Just back from a luncheon celebrating a colleague's hooding (awarding of PhD) and I think it crystallized for me some important aspects of my own graduate career. Things I've been trying to deny or at least not embrace and compare to my parents' graduate experiences. The thing is, the more I step back from my hero worship, the more I can see that the reason Dad keeps encouraging me (and others) to move forward, to just get through school and graduate and get a job and start your life already is that that is how school was to him - it wasn't life, it wasn't particularly great, it was simply a means to an end. Something to get through. That, thankfully, is the antithesis of my experience (anxiety and general craziness aside). So I sat today in a room full of friends and family, all celebrating Renee's graduation, and all repeating similar things - how glad they were that earning a PhD hadn't changed who she was as a person. That she had gone through this process without losing herself. And I thought about what it was like to have her around in the department, how much it helped to remind myself that she was here, plugging along, struggling, figuring things out, not always having all the answers, having a life. Faculty stood up and said how proud they were to watch her grow from a new young scholar into a strong independent scholar with her own faculty career unfolding ahead of her. Classmates stood up and reminisced about studying for quals together and how neither would have gotten through it without the other. Her parents stood up and thanked us for being her community, for taking care of her, supporting her, and encouraging her through this process. They said you always worry and hope when you send a child out into the world and they felt lucky that their child was surrounded by people like us. A friend from another department spoke about how writing a dissertation often feels like a very solitary, isolating process and how proud she was of Renee and how much she missed having her around while working on her own dissertation.

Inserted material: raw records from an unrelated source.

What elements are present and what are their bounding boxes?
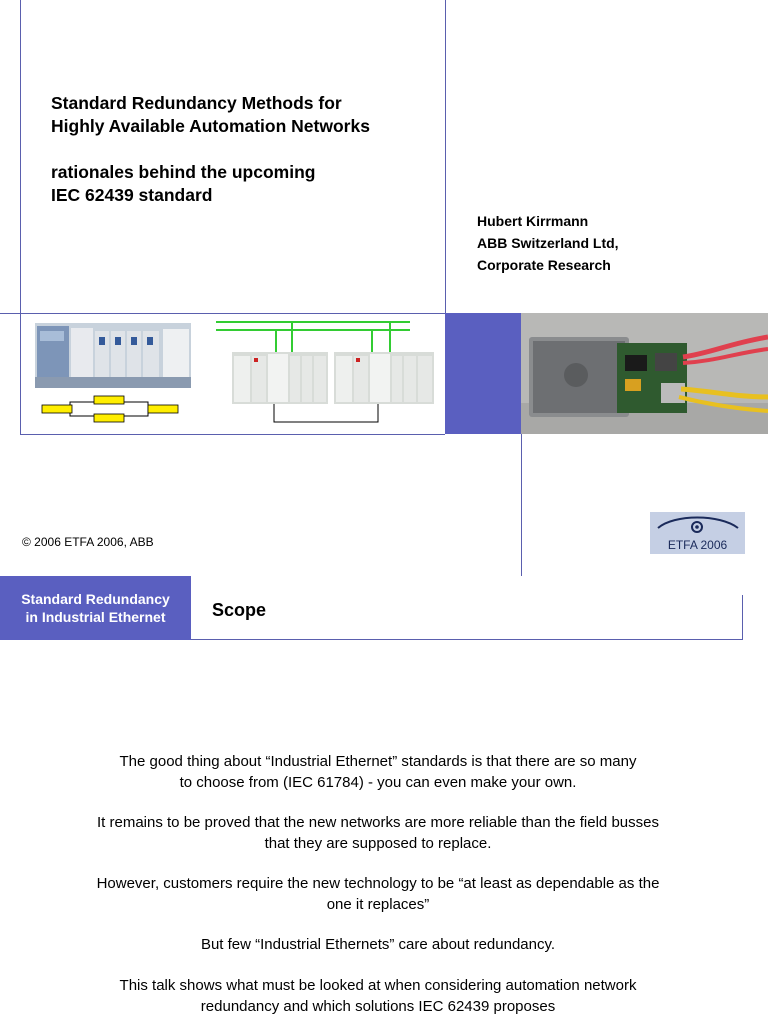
slide2-header-right-edge (742, 595, 743, 640)
author-block (477, 210, 619, 276)
slide-divider-vertical (445, 0, 446, 313)
paragraph-4-line-1: But few “Industrial Ethernets” care about redundancy. (200, 936, 556, 953)
switch-photo (35, 323, 191, 388)
paragraph-1-line-1: The good thing about “Industrial Ethernet” standards is that there are so many (119, 753, 637, 770)
photo-band-bottom-line (20, 434, 445, 435)
slide-divider-lower (521, 434, 522, 576)
network-controllers-diagram (214, 318, 438, 426)
paragraph-5-line-1: This talk shows what must be looked at when considering automation network (119, 977, 637, 994)
paragraph-1-line-2: to choose from (IEC 61784) - you can even make your own. (179, 774, 577, 791)
section-header-line-2: in Industrial Ethernet (25, 609, 166, 625)
etfa-logo (650, 512, 745, 554)
etfa-logo-text: ETFA 2006 (667, 538, 728, 552)
subtitle-line-2: IEC 62439 standard (51, 185, 213, 205)
slide-title (51, 92, 370, 207)
paragraph-2-line-2: that they are supposed to replace. (264, 835, 492, 852)
paragraph-5-line-2: redundancy and which solutions IEC 62439 proposes (200, 998, 556, 1015)
subtitle-line-1: rationales behind the upcoming (51, 162, 316, 182)
title-line-1: Standard Redundancy Methods for (51, 93, 342, 113)
paragraph-3 (40, 873, 716, 915)
network-card-photo (521, 313, 768, 434)
paragraph-4 (40, 934, 716, 955)
section-header-line-1: Standard Redundancy (21, 591, 170, 607)
slide-border-left (20, 0, 21, 435)
slide2-header-rule (191, 639, 743, 640)
author-org: ABB Switzerland Ltd, (477, 235, 619, 251)
slide-divider-horizontal (0, 313, 445, 314)
ring-diagram (40, 393, 182, 425)
slide2-title: Scope (212, 600, 267, 620)
paragraph-2-line-1: It remains to be proved that the new networks are more reliable than the field busses (97, 814, 659, 831)
section-header-box (0, 576, 191, 640)
paragraph-3-line-2: one it replaces” (326, 896, 430, 913)
author-dept: Corporate Research (477, 257, 611, 273)
paragraph-1 (40, 751, 716, 793)
copyright-text: © 2006 ETFA 2006, ABB (22, 535, 154, 549)
photo-accent-block (445, 313, 521, 434)
paragraph-2 (40, 812, 716, 854)
author-name: Hubert Kirrmann (477, 213, 589, 229)
paragraph-3-line-1: However, customers require the new technology to be “at least as dependable as the (96, 875, 660, 892)
title-line-2: Highly Available Automation Networks (51, 116, 370, 136)
paragraph-5 (40, 975, 716, 1017)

My parents got married right before grad school, and although I know they had friends and socialized and whatnot, I also know that the second they both turned in their thesis and dissertation they took off for WV. Neither stayed for graduation, I'm pretty sure neither set of parents came up to offer congratulations in person. Dad had a job to start, they had a life to begin. It worked for them. But I can't see myself doing it that way. I need the room full of people. I need a different life, one with room for non-statistical things.

*Ethan Waters wrote this book (which I haven't read) calling the new non-biological family that many unmarried 20- and 30-somethings surround themselves with an urban tribe.